Aseana seems to have run behind schedule for the two assets in Vietnam, going by its asset disposal timeline presented in May. Based on that timeline, the two were to have been sold by June (see chart).

“There were some target dates but, obviously, it also depends on whether the market is right and whether the price we were offered is attractive enough for the shareholders to accept. So, we may have missed some dates, but we are still actively promoting the divestment,” Lai explains.

He adds that now is the right time to dispose of the City International Hospital in HCMC, in particular, given the strong investor interest and M&A activity in the healthcare sector.

“As far as the hospital is concerned, Aseana has already appointed a divestment manager to manage the sales process. So far, they have approached quite a number of potential buyers and we already have a few interested buyers ready to bid for the project,” he says. Lai declined to elaborate.

Ireka’s wholly-owned subsidiary, Ireka Development Management Sdn Bhd (IDM), which had been the exclusive development manager for Aseana’s assets since April 2007, voluntarily resigned from the role in June this year. It did so to avoid any perception of conflict between IDM’s role as development manager and Ireka’s position as a substantial shareholder of Aseana.

Aseana has since appointed a CEO — Chan Say Yeong, former CEO of Paramount Corp Bhd — to oversee its operations and lead the orderly disposal of the company’s assets.

Aseana, which was listed on the Main Market of LSE in April 2007, was set up as a property investment fund with the aim of investing in property projects in Malaysia and Vietnam.

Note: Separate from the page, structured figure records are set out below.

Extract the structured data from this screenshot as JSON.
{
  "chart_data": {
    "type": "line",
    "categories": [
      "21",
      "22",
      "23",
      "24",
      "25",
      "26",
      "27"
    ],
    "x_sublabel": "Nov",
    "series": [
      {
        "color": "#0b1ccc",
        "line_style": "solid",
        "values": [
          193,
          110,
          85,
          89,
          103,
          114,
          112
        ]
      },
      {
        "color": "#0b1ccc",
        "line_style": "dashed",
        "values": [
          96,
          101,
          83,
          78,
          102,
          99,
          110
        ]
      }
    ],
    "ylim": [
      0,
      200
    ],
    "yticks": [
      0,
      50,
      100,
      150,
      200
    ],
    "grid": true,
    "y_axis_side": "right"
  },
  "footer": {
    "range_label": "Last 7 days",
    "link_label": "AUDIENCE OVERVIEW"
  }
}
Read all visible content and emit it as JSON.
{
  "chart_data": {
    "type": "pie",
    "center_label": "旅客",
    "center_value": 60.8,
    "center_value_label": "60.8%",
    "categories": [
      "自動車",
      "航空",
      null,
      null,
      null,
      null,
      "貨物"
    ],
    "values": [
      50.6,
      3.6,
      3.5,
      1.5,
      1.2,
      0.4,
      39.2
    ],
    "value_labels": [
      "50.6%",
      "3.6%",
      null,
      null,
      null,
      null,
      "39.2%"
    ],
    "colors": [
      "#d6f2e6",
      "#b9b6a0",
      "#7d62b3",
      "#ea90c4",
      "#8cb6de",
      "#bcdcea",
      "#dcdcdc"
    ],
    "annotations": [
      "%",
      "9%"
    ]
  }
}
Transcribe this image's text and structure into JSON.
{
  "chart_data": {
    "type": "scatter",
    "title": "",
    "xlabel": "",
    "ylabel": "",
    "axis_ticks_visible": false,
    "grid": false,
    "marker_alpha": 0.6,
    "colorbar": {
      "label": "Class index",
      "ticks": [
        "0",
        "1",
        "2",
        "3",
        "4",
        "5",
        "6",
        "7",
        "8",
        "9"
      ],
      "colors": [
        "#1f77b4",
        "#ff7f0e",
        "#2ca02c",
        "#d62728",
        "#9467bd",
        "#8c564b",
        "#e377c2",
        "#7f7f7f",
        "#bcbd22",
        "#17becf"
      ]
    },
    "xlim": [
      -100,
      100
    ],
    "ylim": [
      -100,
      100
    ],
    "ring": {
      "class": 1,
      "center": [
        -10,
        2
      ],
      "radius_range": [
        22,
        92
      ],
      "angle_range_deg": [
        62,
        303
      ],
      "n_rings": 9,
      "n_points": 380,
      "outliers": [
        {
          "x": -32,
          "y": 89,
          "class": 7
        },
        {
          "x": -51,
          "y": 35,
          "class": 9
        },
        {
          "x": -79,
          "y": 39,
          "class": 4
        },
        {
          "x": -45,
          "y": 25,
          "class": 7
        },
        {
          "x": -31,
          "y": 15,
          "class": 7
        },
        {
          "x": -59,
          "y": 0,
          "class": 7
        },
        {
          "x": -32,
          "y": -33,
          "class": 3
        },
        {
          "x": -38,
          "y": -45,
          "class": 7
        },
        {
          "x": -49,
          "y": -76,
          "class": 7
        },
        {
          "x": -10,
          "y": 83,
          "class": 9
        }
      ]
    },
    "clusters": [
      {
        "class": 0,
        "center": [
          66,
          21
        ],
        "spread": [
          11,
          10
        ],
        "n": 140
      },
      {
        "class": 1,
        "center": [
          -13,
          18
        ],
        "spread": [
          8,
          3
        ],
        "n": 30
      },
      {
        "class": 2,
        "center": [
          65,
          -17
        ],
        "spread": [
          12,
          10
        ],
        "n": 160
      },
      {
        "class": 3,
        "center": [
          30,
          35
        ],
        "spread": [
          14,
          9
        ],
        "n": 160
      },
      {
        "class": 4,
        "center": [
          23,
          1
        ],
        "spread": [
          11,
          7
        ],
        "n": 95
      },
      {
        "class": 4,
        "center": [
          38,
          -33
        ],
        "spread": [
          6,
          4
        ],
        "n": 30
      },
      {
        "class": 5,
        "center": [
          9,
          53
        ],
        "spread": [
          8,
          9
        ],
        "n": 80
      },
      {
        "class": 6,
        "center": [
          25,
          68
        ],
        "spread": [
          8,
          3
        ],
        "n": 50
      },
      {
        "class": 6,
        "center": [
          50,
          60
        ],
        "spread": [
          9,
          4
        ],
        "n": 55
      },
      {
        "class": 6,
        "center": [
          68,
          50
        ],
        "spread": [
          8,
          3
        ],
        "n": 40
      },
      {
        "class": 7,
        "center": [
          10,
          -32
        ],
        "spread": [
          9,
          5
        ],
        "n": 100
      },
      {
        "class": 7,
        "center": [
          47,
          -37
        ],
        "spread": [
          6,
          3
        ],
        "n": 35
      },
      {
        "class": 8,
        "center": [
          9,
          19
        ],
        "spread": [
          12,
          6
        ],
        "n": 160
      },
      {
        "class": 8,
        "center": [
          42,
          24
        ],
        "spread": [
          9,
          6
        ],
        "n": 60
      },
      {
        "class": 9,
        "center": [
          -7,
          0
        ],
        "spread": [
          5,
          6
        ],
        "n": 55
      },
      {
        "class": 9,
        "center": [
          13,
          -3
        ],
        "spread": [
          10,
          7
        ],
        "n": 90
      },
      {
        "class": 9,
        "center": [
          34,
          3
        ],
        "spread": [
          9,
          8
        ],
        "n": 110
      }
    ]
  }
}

The company’s asset divestment started in June 2015 after shareholders approved a new divestment policy to realise its assets. The assets it has sold over the years include Aloft Kuala Lumpur Sentral Hotel (June 2016) for US$104.3 million and hotel suites and serviced residences at The RuMa Hotel and Residences (July 2015 to April 2019) for US$74.2 million.

It is now left with just the six assets. It is worth noting that City International Hospital, Harbour Mall, Four Points by Sheraton and The RuMa Hotel and Residences are still in the red as at end-April.

In its 2018 annual report, Aseana stated if it does not dispose of the assets by the end of this year, shareholders will be given the opportunity to review the future of the group, which includes the option to vote for the continuation of the company.

Aseana registered a total comprehensive loss of US$7.5 million for its financial year ended Dec 31, 2018, mainly due to losses incurred by The RuMa Hotel and Residences, and finance costs attributable to its four operating assets.

Meanwhile, in the last five years, Ireka was profitable only in FY2017. Lai says the poor report card was partly due to its share of losses in Aseana and the fact that the latter’s accounting practice did not allow for the recognition of progressive development profits.

Ireka registered a wider net loss of RM29.08 million in FY2019 compared with RM15.99 million the year earlier, mainly due to a significant reduction in construction revenue while overhead and operating costs remained high. Additionally, there was a reduction in management fees following the restructuring agreement between Aseana and IDM. Ireka’s share of losses from Aseana that year was RM2.6 million.

Its construction activities via the infrastructure division is the main driver of Ireka’s revenue, accounting for 75.9% of group revenue of RM200.1 million in FY2019. The rest comes from the real estate division and trading and services division.

Ireka had an outstanding construction order book of RM258.6 million as at April 30 this year. It plans to pursue urban transport opportunities in Malaysia and in the Asean region via a joint venture with CRRC Urban Traffic (Europe) Co Ltd.